Fast immer, wenn darüber gesprochen wird, dass wir nicht die Wunder der Anfangszeit der Christenheit zu erwarten haben, wird dem mehr oder weniger mit dem Satz widersprochen: „Gott tut auch heute noch Wunder“.

Wie ist das zu bewerten? Ich denke, dass es hilfreich ist, wenn wir am Anfang den Begriff „Wunder“ definieren. Wenn damit gemeint ist, dass Gott wunderbare Dinge tut, dass er Wege führt, die über das menschliche Fassungsvermögen hinausgehen, dass er „Zufälle“ bewirkt, die sich im Nachhinein als genial herausstellen, dann kann man nur sagen: Solche Wunder gab und gibt es immer.

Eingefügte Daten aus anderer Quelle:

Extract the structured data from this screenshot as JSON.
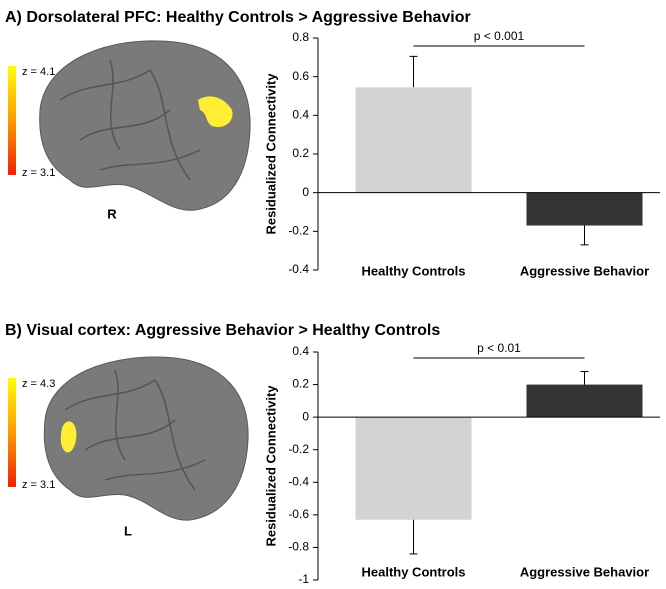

Wenn man Wunder etwas enger definiert und darunter versteht, dass Gott sichtbar die Naturgesetze aushebelt, die er selbst gegeben hat (Teilung eines Meeres; die Erde dreht sich nicht weiter; der Sonnenzeiger geht plötzlich rückwärts etc.), dann ist das nicht etwas, was Gott beständig in gleicher Weise tut. Es ist offenbar in aller Regel nicht Gottes Weise, so in seine Schöpfung einzugreifen. Zu bestimmten Zeiten finden wir, dass Gott verstärkt in dieser Weise handelt, aber am Ende der Tage erwarten wir das noch weniger als sonst, gleichwohl Gottes Macht in sich niemals beschränkt ist.

Und dann muss man bei Wundern auch noch etwas Weiteres berücksichtigen. Zu gewissen Zeiten hat Gott in die Hände der Menschen die Macht gelegt, Wunder zu wirken (Mose, Elia, Elisa, die Apostel etc.). Das waren aber Ausnahmen für besondere Situationen. Wir glauben nicht, dass das heute noch geschieht, und dass Christen mit solchen Wunderkräften ausgestattet werden, wodurch Tote auferweckt werden und dergleichen mehr.

Man kann zwar sagen, dass Gott heute noch Wunder tut, dennoch sollte man nicht außer Acht lassen, dass wir nicht in der Anfangszeit einer neuen Epoche leben, die Gott gemeinhin durch Wunder beglaubigt hat.